- Grok AI ranks as the most environmentally friendly AI chatbot with just 0.17 grams of CO₂ emissions per query.
- AI models show significant variation in carbon footprint, with GPT-4 producing 25 times more carbon emissions per query than the most efficient model.
- Large language models’ environmental impact correlates with their computational complexity, with search-integrated models generally showing higher emissions.
Experts at TRG Datacenters have analyzed the estimated emissions of various AI models, from training to real-time responses. Carbon emissions were calculated based on standard energy grid assumptions and expressed in grams of CO₂ equivalent per individual query.
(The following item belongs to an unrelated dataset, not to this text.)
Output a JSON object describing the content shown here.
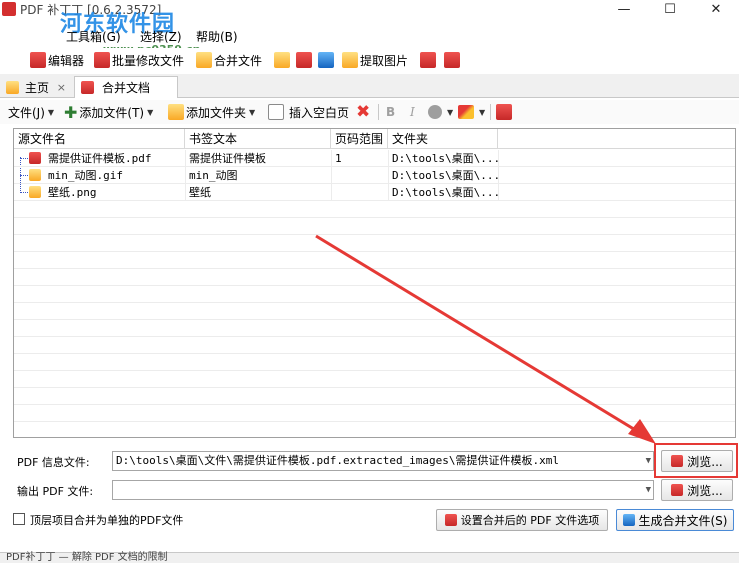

To provide context, emissions were compared to everyday digital activities like email, video streaming, and smartphone charging. Since AI infrastructure and energy sources vary, all figures are approximate and intended to provide a general perspective on the sustainability of these technologies.
AI Model | Estimadted Inference CO₂ per Query |
Grok AI | 0.17 |
Google Gemini | 1.6 |
LLaMA (Meta AI) | 3.2 |
Claude AI | 3.5 |
Perplexity AI | 4 |
ChatGPT (GPT-4) | 4.32 |
To access the full research, please follow this link.
Grok AI is the most environmentally friendly AI chatbot with an exceptionally low carbon footprint of just 0.17g CO₂ per query. The model optimizes efficiently, using minimal computational resources while maintaining functionality. Its architecture appears specifically designed to reduce power consumption, making it a standout performer in environmental sustainability among major AI chatbots. This minimal impact is comparable to making a single Google search.
Google Gemini ranks 2nd with 1.6g CO₂ emissions per query. The model benefits substantially from Google’s specialized AI hardware infrastructure and significant investments in renewable energy. Despite being significantly more carbon-intensive than Grok, Gemini operates at less than half the emissions of most competitors, highlighting Google’s focus on computational efficiency. The environmental impact equals watching a 10-minute YouTube video.
LLaMA (Meta AI) ranks 3rd with 3.2g CO₂ per query. Meta’s renewable energy commitments contribute to LLaMA’s relatively better performance compared to some competitors. The carbon footprint assessment identifies a concerning trend of increasing energy demands as Meta expands its AI operations, potentially affecting future emissions profiles. Using LLaMA is equivalent to sending 10 simple emails.
Claude AI comes in 4th with 3.5g CO₂ emissions per query. While slightly more efficient than GPT-4, Claude’s architecture prioritizes safety and reliability features that appear to increase computational demands. The model represents a middle ground in the emissions spectrum, balancing performance capabilities with moderate environmental impact. This carbon cost equals streaming a 10-minute YouTube video plus sending an email.
Perplexity AI lands in 5th with 4g CO₂ per query. The model’s integrated search capabilities contribute to its higher energy consumption profile. Emissions vary based on query complexity, with more elaborate searches driving higher carbon costs. Perplexity demonstrates how adding functionality beyond basic text generation increases environmental impact. Each query has the carbon equivalent of charging a smartphone 1-1.5 times.
ChatGPT (GPT-4) rounds out the ranking with the highest emissions at 4.32g CO₂ per query. As one of the most computationally intensive models studied, GPT-4 requires substantial processing power to generate responses. Its deep learning complexity creates an environmental cost 25 times greater than the most efficient competitor, highlighting the significant sustainability challenges facing advanced AI systems. A single GPT-4 query generates carbon equivalent to sending 21 emails or nearly a full phone charge.
A spokesperson from TRG Datacenters commented on the study: “As AI adoption continues to rise, finding ways to reduce its energy consumption will be key. Some models are already designed to be more efficient, but there is still room for improvement. Advances in hardware, more optimized AI models, and increased use of renewable energy in data centers could help lower emissions over time. AI is here to stay, but balancing innovation with sustainability will be essential in minimizing its environmental impact.”